Quando se fez tarde, fizeram-nos logo tornar a todos e não quiseram que lá ficasse nenhum. Ainda, segundo diziam, queriam vir com eles.

Resgataram lá por cascavéis e por outras cousinhas de pouco valor que levavam, papagaios vermelhos muito grandes e formosos, e dois verdes pequeninos e carapuças de penas verdes e um pano de penas de muitas cores à maneira de tecido assaz formoso, segundo Vossa Alteza todas estas cousas verá, porque o capitão vo-las há-de mandar, segundo ele disse. E com isto vieram, e nós tornámo-nos às naus.

À terça-feira, depois de comer, fomos em terra dar guarda de lenha a lavar roupa. Estavam na praia quando chegámos obra de sessenta ou setenta, sem arcos e sem nada. Tanto que chegámos, vieram-se logo para nós sem se esquivarem e depois acudiram muitos, que seriam bem duzentos, todos sem arcos.
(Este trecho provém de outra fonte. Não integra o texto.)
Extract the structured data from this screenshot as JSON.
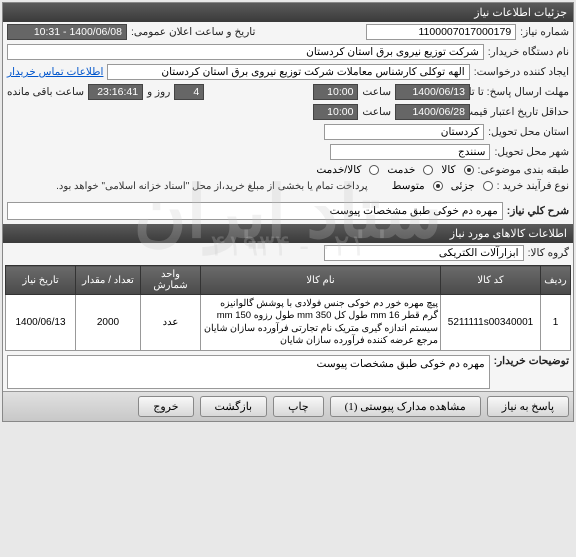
{
  "header": {
    "title": "جزئیات اطلاعات نیاز"
  },
  "fields": {
    "need_number_label": "شماره نیاز:",
    "need_number": "1100007017000179",
    "announce_label": "تاریخ و ساعت اعلان عمومی:",
    "announce_value": "1400/06/08 - 10:31",
    "buyer_org_label": "نام دستگاه خریدار:",
    "buyer_org": "شرکت توزیع نیروی برق استان کردستان",
    "requester_label": "ایجاد کننده درخواست:",
    "requester": "الهه توکلی کارشناس معاملات شرکت توزیع نیروی برق استان کردستان",
    "contact_link": "اطلاعات تماس خریدار",
    "deadline_label": "مهلت ارسال پاسخ: تا تاریخ:",
    "deadline_date": "1400/06/13",
    "time_label": "ساعت",
    "deadline_time": "10:00",
    "remaining_days": "4",
    "day_and_label": "روز و",
    "remaining_time": "23:16:41",
    "remaining_suffix": "ساعت باقی مانده",
    "validity_label": "حداقل تاریخ اعتبار قیمت: تا تاریخ:",
    "validity_date": "1400/06/28",
    "validity_time": "10:00",
    "province_label": "استان محل تحویل:",
    "province": "کردستان",
    "city_label": "شهر محل تحویل:",
    "city": "سنندج",
    "category_label": "طبقه بندی موضوعی:",
    "cat_goods": "کالا",
    "cat_service": "خدمت",
    "cat_both": "کالا/خدمت",
    "purchase_type_label": "نوع فرآیند خرید :",
    "pt_small": "جزئی",
    "pt_medium": "متوسط",
    "pt_note": "پرداخت تمام یا بخشی از مبلغ خرید،از محل \"اسناد خزانه اسلامی\" خواهد بود.",
    "desc_label": "شرح کلي نیاز:",
    "desc_value": "مهره دم خوکی طبق مشخصات پیوست"
  },
  "items_header": "اطلاعات کالاهای مورد نیاز",
  "group_label": "گروه کالا:",
  "group_value": "ابزارآلات الکتریکی",
  "table": {
    "headers": [
      "ردیف",
      "کد کالا",
      "نام کالا",
      "واحد شمارش",
      "تعداد / مقدار",
      "تاریخ نیاز"
    ],
    "rows": [
      {
        "idx": "1",
        "code": "5211111s00340001",
        "name": "پیچ مهره خور دم خوکی جنس فولادی با پوشش گالوانیزه گرم قطر mm 16 طول کل mm 350 طول رزوه mm 150 سیستم اندازه گیری متریک نام تجارتی فرآورده سازان شایان مرجع عرضه کننده فرآورده سازان شایان",
        "unit": "عدد",
        "qty": "2000",
        "date": "1400/06/13"
      }
    ]
  },
  "buyer_notes_label": "توضیحات خریدار:",
  "buyer_notes": "مهره دم خوکی طبق مشخصات پیوست",
  "footer": {
    "reply": "پاسخ به نیاز",
    "attachments": "مشاهده مدارک پیوستی (1)",
    "print": "چاپ",
    "back": "بازگشت",
    "exit": "خروج"
  },
  "watermark_big": "ستاد ایران",
  "watermark_small": "۰۲۱ - ۴۱۹۳۴"
}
E misturaram-se todos tanto connosco que alguns nos ajudaram a acarretar lenha e a meter nos batéis. E lutavam com os nossos e tomavam muito prazer.

Enquanto cortávamos a lenha faziam dois carpinteiros uma grande cruz de um pau que ontem para isso se cortou.

Muitos deles vimham ali estar com os carpinteiros. E creio que faziam mais por verem a ferramenta de ferro com que a faziam, que por verem a cruz, porque eles não têm cousa que de ferro seja e cortam sua madeira e paus com pedras feitas como cunhas, metidas num pau entre duas talas mui bem atadas, e por tal maneira que andam fortes, segundo diziam os homens que ontem a suas casas foram, porque lhas viram lá. Era já a conversação deles connosco tanta que quase nos estorvavam no que havíamos de fazer.

O capitão mandou a dois degredados e a Diogo Dias que fossem lá à aldeia e a outras, se houvessem delas novas, e que, em toda a maneira não viessem dormir às naus, ainda que eles os mandassem. E assim se foram.

Enquanto andávamos nessa mata a cortar lenha, atravessavam alguns papagaios por essas árvores, deles verdes e outros pardos grandes e pequenos, de maneira que me parece que haverá nesta terra muitos. Mas eu não veria mais que nove ou dez. Outras aves então não vimos, somente algumas pombas seixas, e pareceram-me bastante maiores que as de Portugal. Alguns diziam que viram rolas, mas eu não as vi. Mas, segundo os arvoredos são muitos e grandes e de infindas maneiras, não duvido que por esse sertão haja muitas aves. Cerca da noite nos volvemos para as naus com nossa lenha.

Eu creio, senhor, que não dei ainda aqui conta a Vossa Alteza da feição de seus arcos e setas. Os arcos e setas. Os arcos são pretos e compridos, as setas também compridas e os ferros delas de canas aparadas, segundo Vossa Alteza verá por alguns que, creio, o capitão a Ela há-de enviar.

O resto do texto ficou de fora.